I've been listening to the Pem and Cardi folks debate DM for years now...and frankly, there's every reason to get it out of the breeds' lines NOW before it becomes even more widespread than it already is. Like PRA and Von Willebrandt's Disease, and hip dysplasia, these genetic diseases need to be outbred so that the breeds' natural hardiness can return and provide us with assurance that our dogs will live most of their lifespans healthy... instead of us dreading the onset of the disease that kills them.

It is harder to eradicate cancer from the breeds, but we CAN eradicate DM.
Obviously Beth has hit a nerve. I have to admit that it is not likely that I will ever get another Corgi after having gone through the DM experience, unless I was absolutely certain that it is a clear dog. Woody has been a blessing to me in many ways, with and without DM. He is happy, accepting, affectionate, and resilient. I gladly hook him up to his wheelchair daily, carry him in and out and around the house, take him out in his stroller when walking in the wheelchair is just too much, help him deal with abnormal urinary and intestinal issues, make adjustments to my house and car, second guess every nuance in physical or emotional changes, spend my lunch period coming home to take him out, love him, love him, and love him. It has been a true privilege to share his life.

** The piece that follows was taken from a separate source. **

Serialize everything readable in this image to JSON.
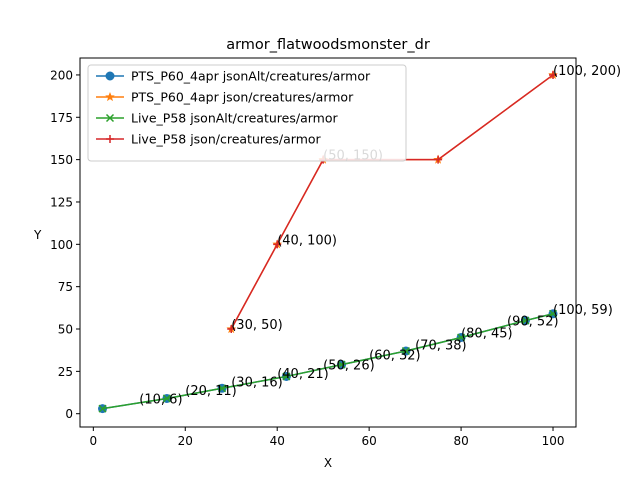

But I would not choose to have the experience for my dog, or for me, any more than I (or anyone for that matter) would choose to help a loved family member deal with the effects of ALS. I have stated it in other forums before, that this is a no brainer. The tests are out there. If a dog could produce DM affected puppies, it should not be bred- period. I would say to those that don't think this is a big deal, that they should not knock it until they try it. Very rewarding, very humbling, very exhausting, very emotional, very heartbreaking. And there are plenty of us out there. If you are researching for aquiring a Corgi, it does not take that much more time to research DM and all the studies that are currently taking place. A little bit of time now could save you years of added time and energy in caring for your disabled dog later. By the way, there are those that choose to adopt rescue Corgis suffering from DM and other disabling conditions. They will have a special place in heaven- probably surrounded by a lot of grateful little short furry friends.
So, I am curious: since we have 4 people joining today just to forward the same point of view, and a fifth who had been a member and hadn't posted in a year until now: are you all from Corgis on Wheels and were discussing this there and came here to respond to my posts? Or did you just happen to catch it in a Google search?

Just wondering, as it seems a bit of a coincidence.